2026-03-23Industry Knowledge

GB 26851-2026 Published: Effective Luminous Intensity and Upgraded Optical Requirements for Fire Light Alarms

1. Publication and effective date

On 27 February 2026, GB 26851-2026, Fire sound and/or light alarms was published. It will supersede GB 26851-2011 and enter into force on 1 September 2027. For fire alarm panel manufacturers, sound and/or light alarm producers, engineering designers and test laboratories, photometric compliance is shifting from subjective visibility statements to instrument-based, reproducible metrics and fuller verification workflows.

Note: This article summarises industry context only. Limits, test layouts and pass/fail rules must be taken from the official GB 26851-2026 text and competent authorities.

2. Why the 2026 edition changes optical requirements

The 2011 edition often relied on flash rate ranges and qualitative “clearly visible” criteria at a given distance under specified ambient illuminance. Such language is easy to use on site but can vary between labs and observers, and it is weak for quantitative design margins.

A major update in GB 26851-2026 is the introduction of effective luminous intensity Ieff, with Annex A describing a measurement and calculation route based on a defined geometry and instrumentation: time-resolved illuminance E(t) is integrated with a fixed time constant to obtain effective illuminance Eeff, then converted to Ieff (cd), averaged over multiple flash periods. This aligns design, type testing, installation rules and surveillance sampling around one coherent quantity.

3. From instantaneous illuminance to Ieff

In outline (symbols and details per the standard): measure instantaneous illuminance E(t) at a reference distance (e.g. 3 m); apply the standardised integration to obtain Eeff; convert to Ieff; average over successive flash cycles to reduce noise and duty-cycle jitter. This ties pulse shape and duration to human temporal integration instead of relying on peak or simple averages alone.

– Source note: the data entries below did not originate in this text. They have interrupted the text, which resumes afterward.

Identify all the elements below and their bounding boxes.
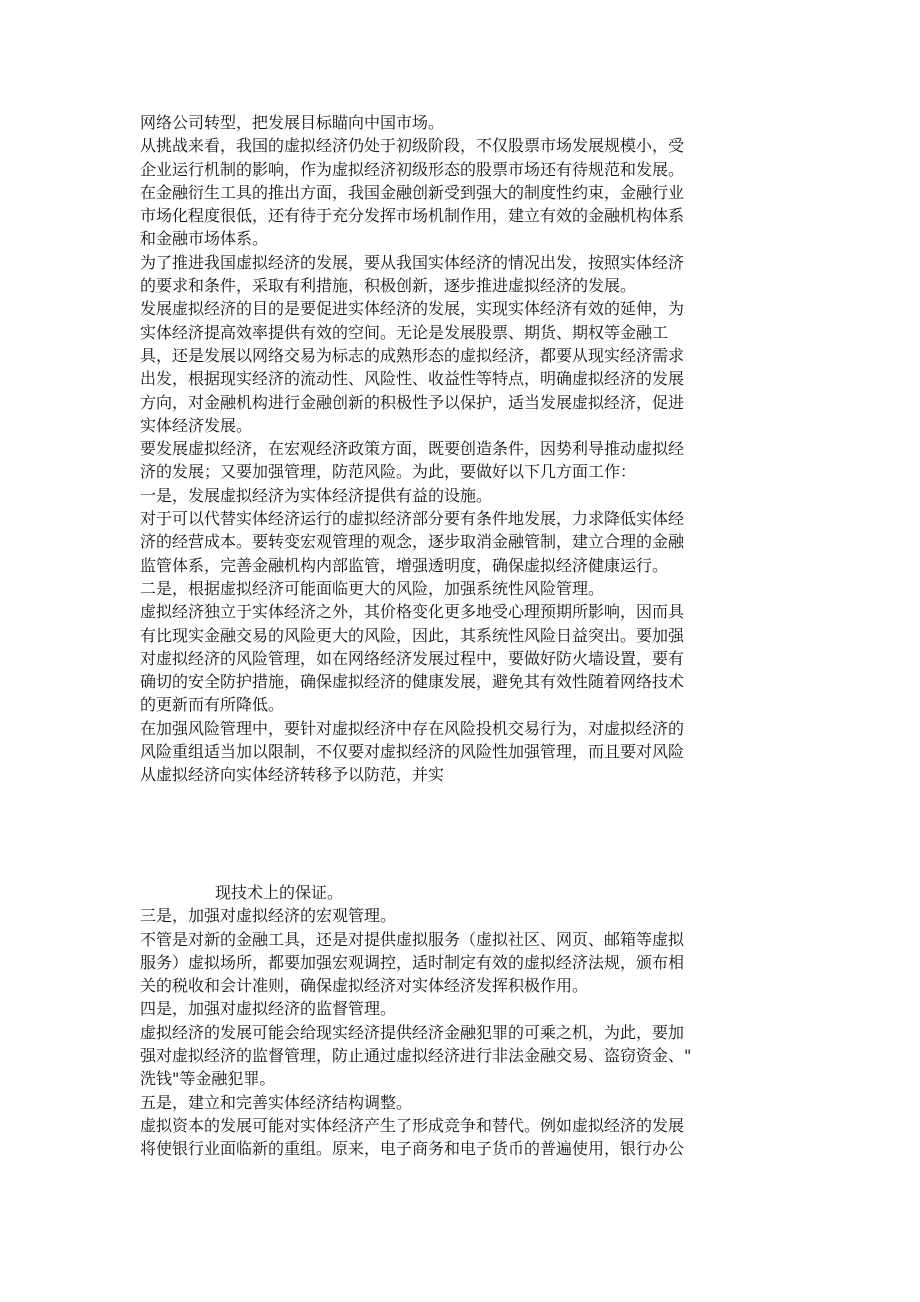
text-line: 发展虚拟经济的目的是要促进实体经济的发展，实现实体经济有效的延伸，为: [140, 299, 685, 319]
text-line: 对于可以代替实体经济运行的虚拟经济部分要有条件地发展，力求降低实体经: [140, 509, 685, 529]
text-line: 济的发展；又要加强管理，防范风险。为此，要做好以下几方面工作：: [140, 462, 637, 482]
text-line: 对虚拟经济的风险管理，如在网络经济发展过程中，要做好防火墙设置，要有: [140, 648, 685, 668]
text-line: 济的经营成本。要转变宏观管理的观念，逐步取消金融管制，建立合理的金融: [140, 532, 685, 552]
text-line: 企业运行机制的影响，作为虚拟经济初级形态的股票市场还有待规范和发展。: [140, 159, 685, 179]
text-line: 风险重组适当加以限制，不仅要对虚拟经济的风险性加强管理，而且要对风险: [140, 742, 685, 762]
text-line: 实体经济发展。: [140, 415, 253, 435]
text-line-continuation: 现技术上的保证。: [215, 883, 344, 902]
text-line: 有比现实金融交易的风险更大的风险，因此，其系统性风险日益突出。要加强: [140, 625, 685, 645]
text-line: 要发展虚拟经济，在宏观经济政策方面，既要创造条件，因势利导推动虚拟经: [140, 439, 685, 459]
text-line: 从挑战来看，我国的虚拟经济仍处于初级阶段，不仅股票市场发展规模小，受: [140, 136, 685, 156]
text-line: 出发，根据现实经济的流动性、风险性、收益性等特点，明确虚拟经济的发展: [140, 369, 685, 389]
text-line: 服务）虚拟场所，都要加强宏观调控，适时制定有效的虚拟经济法规，颁布相: [140, 952, 685, 972]
text-line: 的更新而有所降低。: [140, 695, 285, 715]
text-line: 三是，加强对虚拟经济的宏观管理。: [140, 906, 397, 926]
text-line: 具，还是发展以网络交易为标志的成熟形态的虚拟经济，都要从现实经济需求: [140, 345, 685, 365]
text-line: 关的税收和会计准则，确保虚拟经济对实体经济发挥积极作用。: [140, 976, 589, 996]
text-line: 方向，对金融机构进行金融创新的积极性予以保护，适当发展虚拟经济，促进: [140, 392, 685, 412]
text-line: 一是，发展虚拟经济为实体经济提供有益的设施。: [140, 485, 493, 505]
text-line: 监管体系，完善金融机构内部监管，增强透明度，确保虚拟经济健康运行。: [140, 555, 669, 575]
text-line: 为了推进我国虚拟经济的发展，要从我国实体经济的情况出发，按照实体经济: [140, 252, 685, 272]
text-line: 网络公司转型，把发展目标瞄向中国市场。: [140, 113, 445, 132]
text-line: 不管是对新的金融工具，还是对提供虚拟服务（虚拟社区、网页、邮箱等虚拟: [140, 929, 685, 949]
text-line: 在金融衍生工具的推出方面，我国金融创新受到强大的制度性约束，金融行业: [140, 182, 685, 202]
text-line: 强对虚拟经济的监督管理，防止通过虚拟经济进行非法金融交易、盗窃资金、": [140, 1046, 692, 1066]
text-line: 确切的安全防护措施，确保虚拟经济的健康发展，避免其有效性随着网络技术: [140, 672, 685, 692]
text-line: 在加强风险管理中，要针对虚拟经济中存在风险投机交易行为，对虚拟经济的: [140, 718, 685, 738]
text-line: 虚拟经济的发展可能会给现实经济提供经济金融犯罪的可乘之机，为此，要加: [140, 1022, 685, 1042]
text-line: 虚拟经济独立于实体经济之外，其价格变化更多地受心理预期所影响，因而具: [140, 602, 685, 622]
text-line: 二是，根据虚拟经济可能面临更大的风险，加强系统性风险管理。: [140, 578, 605, 598]
text-line: 市场化程度很低，还有待于充分发挥市场机制作用，建立有效的金融机构体系: [140, 206, 685, 226]
text-block-lower: [140, 881, 780, 1161]
text-line: 和金融市场体系。: [140, 229, 269, 249]
text-line: 从虚拟经济向实体经济转移予以防范，并实: [140, 765, 445, 785]
text-line: 实体经济提高效率提供有效的空间。无论是发展股票、期货、期权等金融工: [140, 322, 669, 342]
text-line: 四是，加强对虚拟经济的监督管理。: [140, 999, 397, 1019]
text-line: 五是，建立和完善实体经济结构调整。: [140, 1092, 413, 1112]
text-line: 的要求和条件，采取有利措施，积极创新，逐步推进虚拟经济的发展。: [140, 276, 637, 296]
text-line: 将使银行业面临新的重组。原来，电子商务和电子货币的普遍使用，银行办公: [140, 1139, 685, 1159]
text-block-upper: [140, 111, 780, 787]
text-line: 虚拟资本的发展可能对实体经济产生了形成竞争和替代。例如虚拟经济的发展: [140, 1115, 685, 1135]
text-line: 洗钱"等金融犯罪。: [140, 1069, 276, 1089]
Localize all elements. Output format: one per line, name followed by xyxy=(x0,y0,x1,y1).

4. Impact on the supply chain

  • R&D / optics: compliance under rated electrical and thermal conditions and mounting attitudes; sensitivity to LED drive, optics, window soiling and colour.
  • Testing: photometric channels with sufficient temporal resolution (e.g. LUX-200F) and software consistent with Annex A; spatial distribution and coverage may still require goniophotometer-based setups (e.g. GMS-2000S).
  • Projects: optical specs in drawings and tenders can cite standard clauses and minimum Ieff-style limits rather than vague visibility wording.

5. Yiming Technology solutions and LUX-200F

Yiming Technology provides combined solutions for flash photometry and VAD spatial distribution, supporting R&D and conformity assessment across domestic and export standards.

Flash light source effective intensity test solution

The flash light source effective intensity test solution targets effective intensity, flash frequency and pulse waveform for warning and pulse sources, using calculation models aligned with time-domain photometry needs similar to Annex A-style evaluation.

VAD fire alarm test system

The VAD fire alarm sound and light effective intensity and light distribution test system addresses photometric performance of fire alarm VADs, including coverage volume and directional effective intensity, harmonised with EN 54-23, UL 1638, ISO 7240-23 and GB 26851 family requirements.

LUX-200F flash illuminance meter

The LUX-200F flash light source illuminance meter uses high-speed sampling and 16-bit acquisition to derive flash duration, flash frequency, effective intensity, instantaneous max/min and average intensity over a wide illuminance range and up to ~100 kS/s sampling—suited as the core transient channel in fire visual alarm and emergency signalling tests, often together with a goniophotometer.

6. Further reading

7. FAQ

What is the main optical change under GB 26851-2026?
Quantitative Ieff-style metrics and defined instrumentation replace over-reliance on subjective visibility, with multi-cycle averaging for repeatability.
How does this differ from peak illuminance scaling?
Eeff follows the standard time-constant integration of E(t), then conversion to Ieff—not peak or simple mean alone.
Where does LUX-200F fit?
LUX-200F provides the high temporal resolution illuminance channel and effective intensity analysis, typically alongside spatial distribution equipment.